An American hero passed away September 27 from organ failure at his home in Santa Fe, New Mexico.
The designation of American hero for Joseph Charles Wilson IV is not mine alone. The term was bestowed upon him by the 41st President of the United States, George Herbert Walker Bush. In the days leading up to the war with Iraq in 1991, Wilson was the primary diplomatic representative of the United States in Baghdad. He was the last American to negotiate face to face with Saddam Hussein before the U.S. embassy closed.

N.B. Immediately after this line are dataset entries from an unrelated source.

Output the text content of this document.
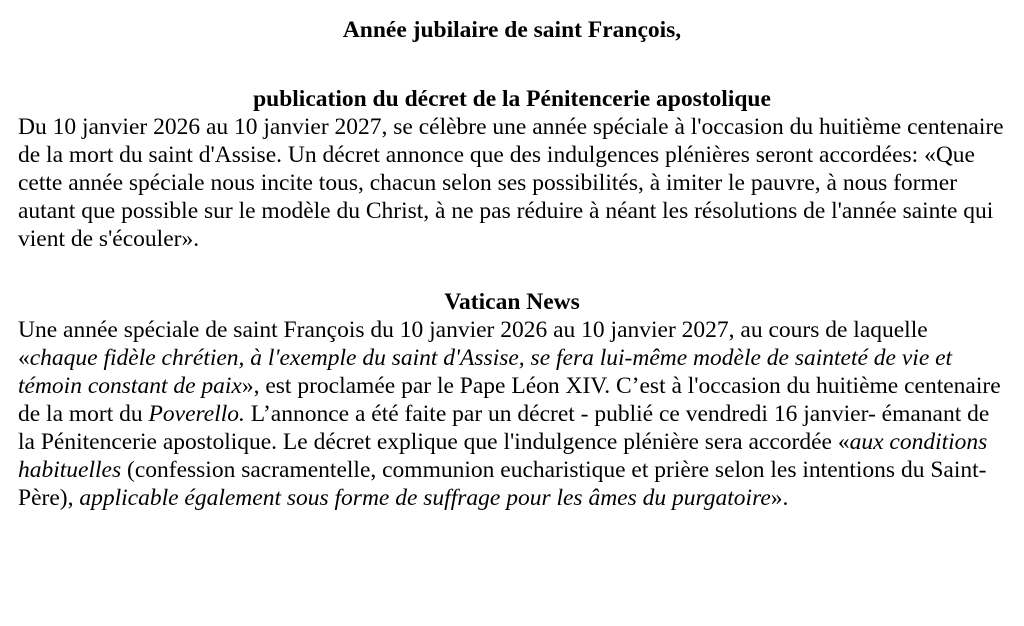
Année jubilaire de saint François,
publication du décret de la Pénitencerie apostolique

Du 10 janvier 2026 au 10 janvier 2027, se célèbre une année spéciale à l'occasion du huitième centenaire de la mort du saint d'Assise. Un décret annonce que des indulgences plénières seront accordées: «Que cette année spéciale nous incite tous, chacun selon ses possibilités, à imiter le pauvre, à nous former autant que possible sur le modèle du Christ, à ne pas réduire à néant les résolutions de l'année sainte qui vient de s'écouler».

Vatican News

Une année spéciale de saint François du 10 janvier 2026 au 10 janvier 2027, au cours de laquelle «chaque fidèle chrétien, à l'exemple du saint d'Assise, se fera lui-même modèle de sainteté de vie et témoin constant de paix», est proclamée par le Pape Léon XIV. C’est à l'occasion du huitième centenaire de la mort du Poverello. L’annonce a été faite par un décret - publié ce vendredi 16 janvier- émanant de la Pénitencerie apostolique. Le décret explique que l'indulgence plénière sera accordée «aux conditions habituelles (confession sacramentelle, communion eucharistique et prière selon les intentions du Saint-Père), applicable également sous forme de suffrage pour les âmes du purgatoire».
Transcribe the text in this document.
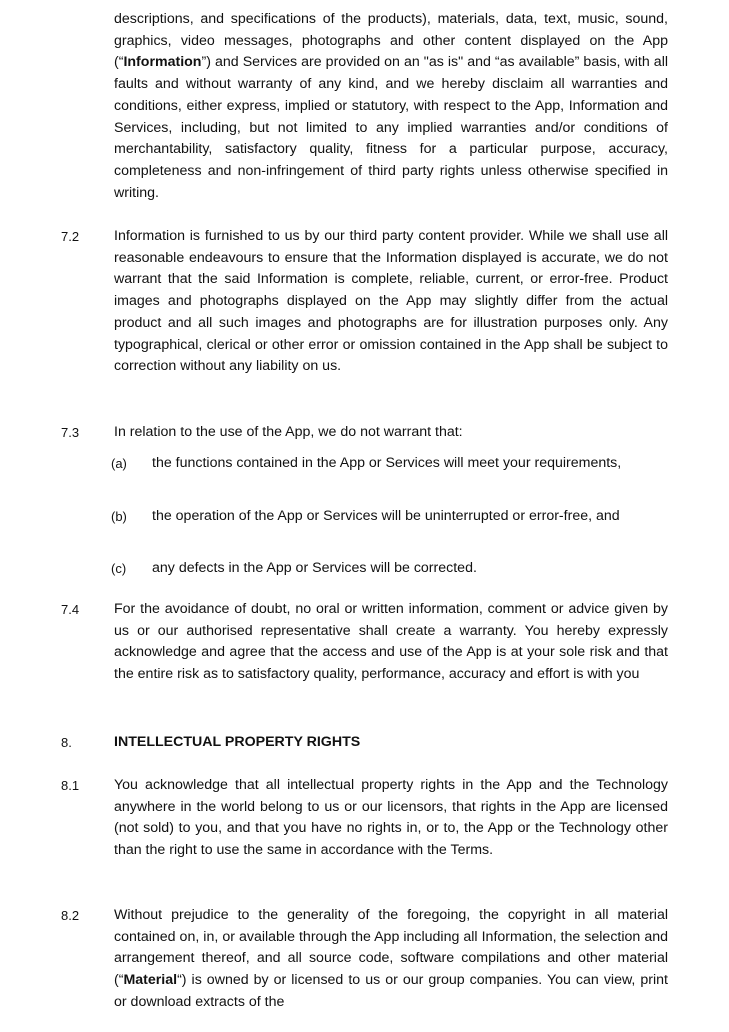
descriptions, and specifications of the products), materials, data, text, music, sound, graphics, video messages, photographs and other content displayed on the App (“Information”) and Services are provided on an "as is" and “as available” basis, with all faults and without warranty of any kind, and we hereby disclaim all warranties and conditions, either express, implied or statutory, with respect to the App, Information and Services, including, but not limited to any implied warranties and/or conditions of merchantability, satisfactory quality, fitness for a particular purpose, accuracy, completeness and non-infringement of third party rights unless otherwise specified in writing.

7.2 Information is furnished to us by our third party content provider. While we shall use all reasonable endeavours to ensure that the Information displayed is accurate, we do not warrant that the said Information is complete, reliable, current, or error-free. Product images and photographs displayed on the App may slightly differ from the actual product and all such images and photographs are for illustration purposes only. Any typographical, clerical or other error or omission contained in the App shall be subject to correction without any liability on us.

7.3 In relation to the use of the App, we do not warrant that:

(a) the functions contained in the App or Services will meet your requirements,

(b) the operation of the App or Services will be uninterrupted or error-free, and

(c) any defects in the App or Services will be corrected.

7.4 For the avoidance of doubt, no oral or written information, comment or advice given by us or our authorised representative shall create a warranty. You hereby expressly acknowledge and agree that the access and use of the App is at your sole risk and that the entire risk as to satisfactory quality, performance, accuracy and effort is with you

8.	INTELLECTUAL PROPERTY RIGHTS

8.1 You acknowledge that all intellectual property rights in the App and the Technology anywhere in the world belong to us or our licensors, that rights in the App are licensed (not sold) to you, and that you have no rights in, or to, the App or the Technology other than the right to use the same in accordance with the Terms.

8.2 Without prejudice to the generality of the foregoing, the copyright in all material contained on, in, or available through the App including all Information, the selection and arrangement thereof, and all source code, software compilations and other material (“Material“) is owned by or licensed to us or our group companies. You can view, print or download extracts of the
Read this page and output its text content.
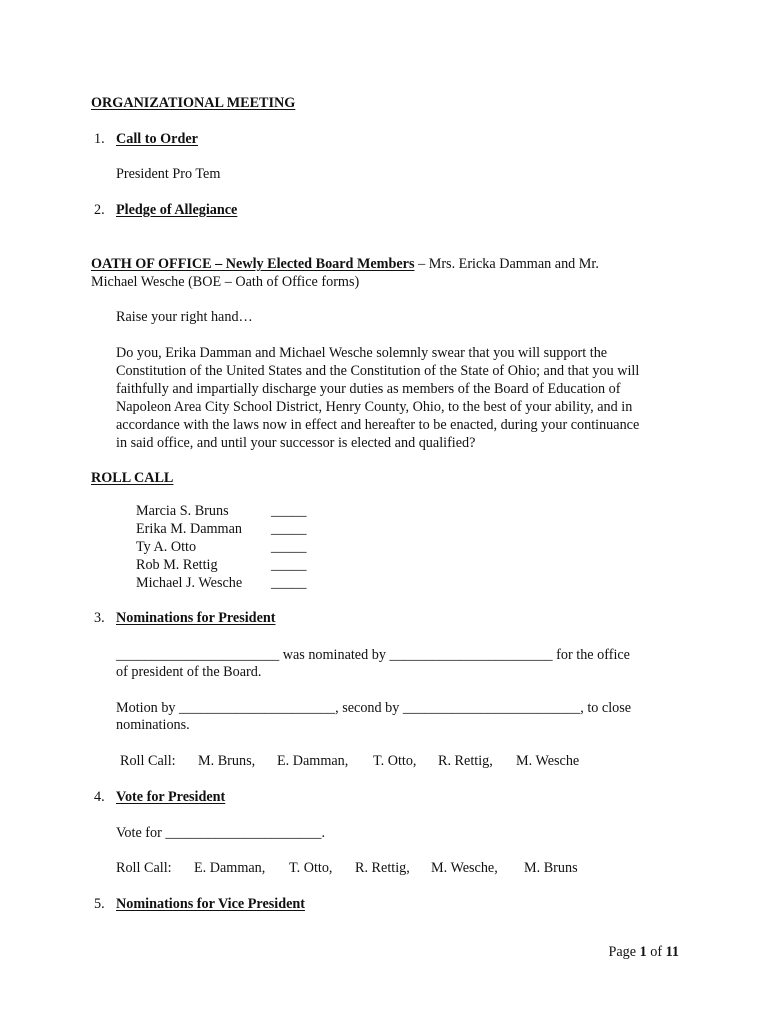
ORGANIZATIONAL MEETING
1. Call to Order
President Pro Tem
2. Pledge of Allegiance
OATH OF OFFICE – Newly Elected Board Members – Mrs. Ericka Damman and Mr.
Michael Wesche (BOE – Oath of Office forms)
Raise your right hand…
Do you, Erika Damman and Michael Wesche solemnly swear that you will support the
Constitution of the United States and the Constitution of the State of Ohio; and that you will
faithfully and impartially discharge your duties as members of the Board of Education of
Napoleon Area City School District, Henry County, Ohio, to the best of your ability, and in
accordance with the laws now in effect and hereafter to be enacted, during your continuance
in said office, and until your successor is elected and qualified?
ROLL CALL
Marcia S. Bruns	_____
Erika M. Damman _____
Ty A. Otto	_____
Rob M. Rettig	_____
Michael J. Wesche _____
3. Nominations for President
_______________________ was nominated by _______________________ for the office
of president of the Board.
Motion by ______________________, second by _________________________, to close
nominations.
Roll Call: M. Bruns, E. Damman, T. Otto, R. Rettig, M. Wesche
4. Vote for President
Vote for ______________________.
Roll Call: E. Damman, T. Otto, R. Rettig, M. Wesche, M. Bruns
5. Nominations for Vice President
Page 1 of 11
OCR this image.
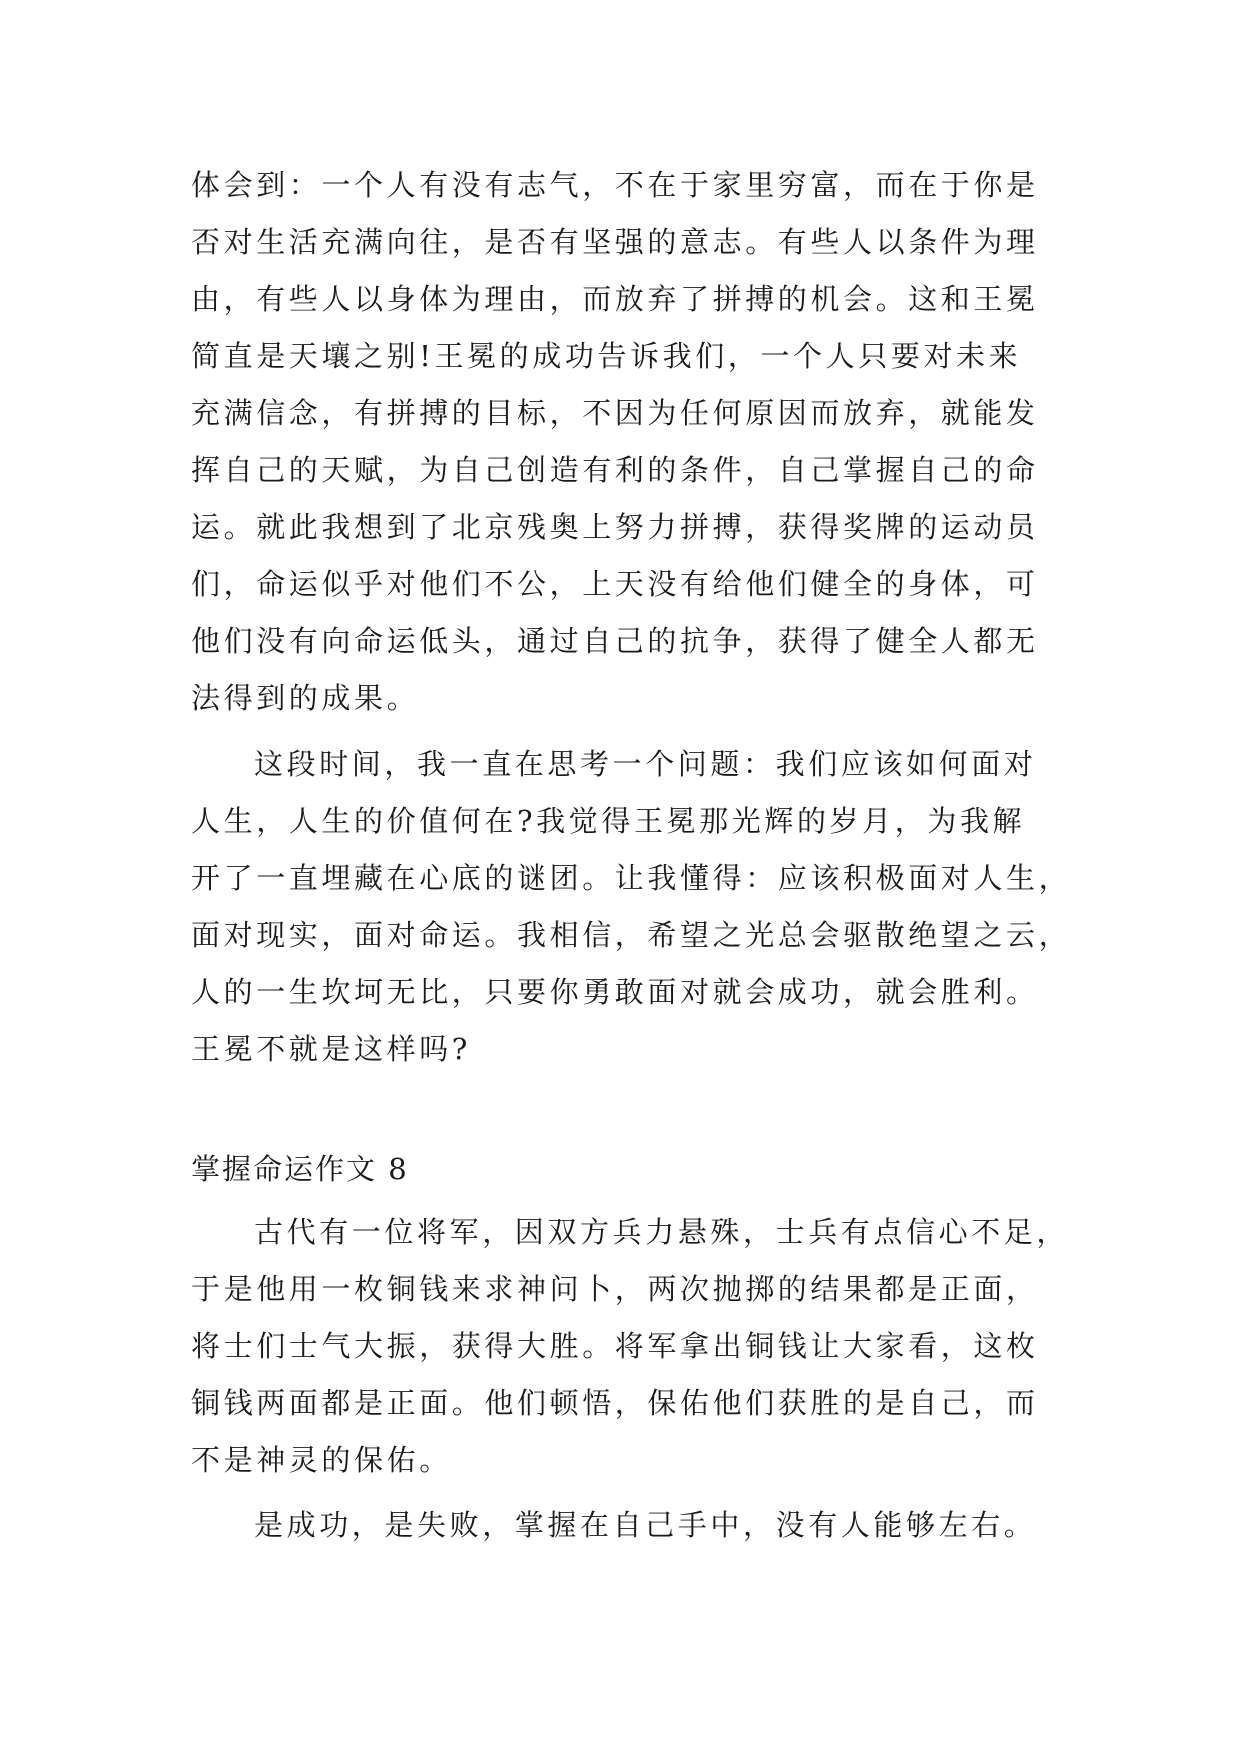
体会到：一个人有没有志气，不在于家里穷富，而在于你是

否对生活充满向往，是否有坚强的意志。有些人以条件为理

由，有些人以身体为理由，而放弃了拼搏的机会。这和王冕

简直是天壤之别!王冕的成功告诉我们，一个人只要对未来

充满信念，有拼搏的目标，不因为任何原因而放弃，就能发

挥自己的天赋，为自己创造有利的条件，自己掌握自己的命

运。就此我想到了北京残奥上努力拼搏，获得奖牌的运动员

们，命运似乎对他们不公，上天没有给他们健全的身体，可

他们没有向命运低头，通过自己的抗争，获得了健全人都无

法得到的成果。

这段时间，我一直在思考一个问题：我们应该如何面对

人生，人生的价值何在?我觉得王冕那光辉的岁月，为我解

开了一直埋藏在心底的谜团。让我懂得：应该积极面对人生，

面对现实，面对命运。我相信，希望之光总会驱散绝望之云，

人的一生坎坷无比，只要你勇敢面对就会成功，就会胜利。

王冕不就是这样吗?

掌握命运作文 8

古代有一位将军，因双方兵力悬殊，士兵有点信心不足，

于是他用一枚铜钱来求神问卜，两次抛掷的结果都是正面，

将士们士气大振，获得大胜。将军拿出铜钱让大家看，这枚

铜钱两面都是正面。他们顿悟，保佑他们获胜的是自己，而

不是神灵的保佑。

是成功，是失败，掌握在自己手中，没有人能够左右。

At the time, Hussein threatened execution for anyone harboring foreigners in Baghdad. Wilson not only continued to shelter 100 individuals, but he arrived at a press conference with a noose around his neck, stating, “If the choice is between allowing American citizens to be taken hostage or execution, I will bring my own fucking rope.”
Joseph Wilson was born in Bridgeport, Connecticut, into a “proud Republican family,” as he would say, one steeped in public and military service. After graduating in 1972 from the University of California, Santa Barbara, with a degree in history (along with “surfing and volleyball”), he worked as a carpenter. Fluent in French, Wilson entered the U.S. Foreign Service, serving from 1976 through 1998. His diplomatic career took him from Niger to Togo, South Africa to Burundi, the Congo to Iraq, Gabon to Sao Tome and Principe, then Germany, and finally Washington, D.C. He became a special assistant to President Bill Clinton and senior director for African Affairs within the National Security Council.
In 2002, Joe’s diplomatic career came full circle when he was asked by his government to return to Niger, his initial diplomatic assignment. His job was to help determine whether the Hussein regime had been seeking quantities of uranium, commonly known as yellow cake, in order to advance its nuclear weapons program. What happened in subsequent months again demonstrated Joe Wilson’s courage under fire.
In his State of the Union address on January 2003, President George W. Bush included the statement, “The British government has learned that Saddam Hussein recently sought significant quantities of uranium from Africa.” The invasion of Iraq took place two months later.
By July, no evidence of weapons of mass destruction had been found, which had been one of the Bush administration’s leading arguments for the invasion.
Wilson penned an op-ed published in the New York Times titled, “What I Didn’t Find in Africa.” In it, he stated that Bush’s rationale for war had twisted the intelligence to exaggerate the Iraqi threat that Wilson had been recruited to help define.
One week after the article, columnist Robert Novak, with information provided by those working in the Bush administration, exposed Wilson’s wife, Valerie Plame, as a CIA operative. It destroyed both their careers. The retaliatory act and all that followed is captured in two books by Wilson and Plame, along with the 2010 film Fair Game (also the title of Plame’s book) with Sean Penn and Naomi Watts.
Joe is survived by his children, two sets of twins: Sabrina and Joseph, from his first marriage, and Trevor and Samantha from his third marriage, to Plame, which ended in 2017.
It was my honor to interact with Joe Wilson over the past two years while I was working on a doctoral thesis concerning the Imperial Presidency. He generously agreed to provide his thoughts on my project. When I spoke with Joe this past June, he had just left the hospital where he had been “given his expiration date.”
His grandchildren were arriving in a few days, and though I told him the obvious priority was to focus on his family, Joe, being Joe Wilson, insisted on completing his follow-up interview with me. Cognizant that he had only a matter of months to live, he had also given a 10-hour in-depth interview on our current political situation, which he described as “the biggest threat to our democracy since the Civil War.”
Our last phone conversation touched on life in general and how to summarize it. I told Joe a story about actor Robert Mitchum, who once sat at the Oscars next to a young, wide-eyed actor who appeared enamored by the glitz and glamour of the evening’s ceremonies. Mitchum leaned over and whispered, “Just remember, kid — it’s all bullshit.” Joe’s laughter at that was loud and long.
Whether standing up to a dictator to protect the lives of 100 American citizens, or suffering the consequences of speaking truth to power, or taking precious time to share his concerns for the future of our country, Joe Wilson was a true American hero and patriot. And that’s no bullshit.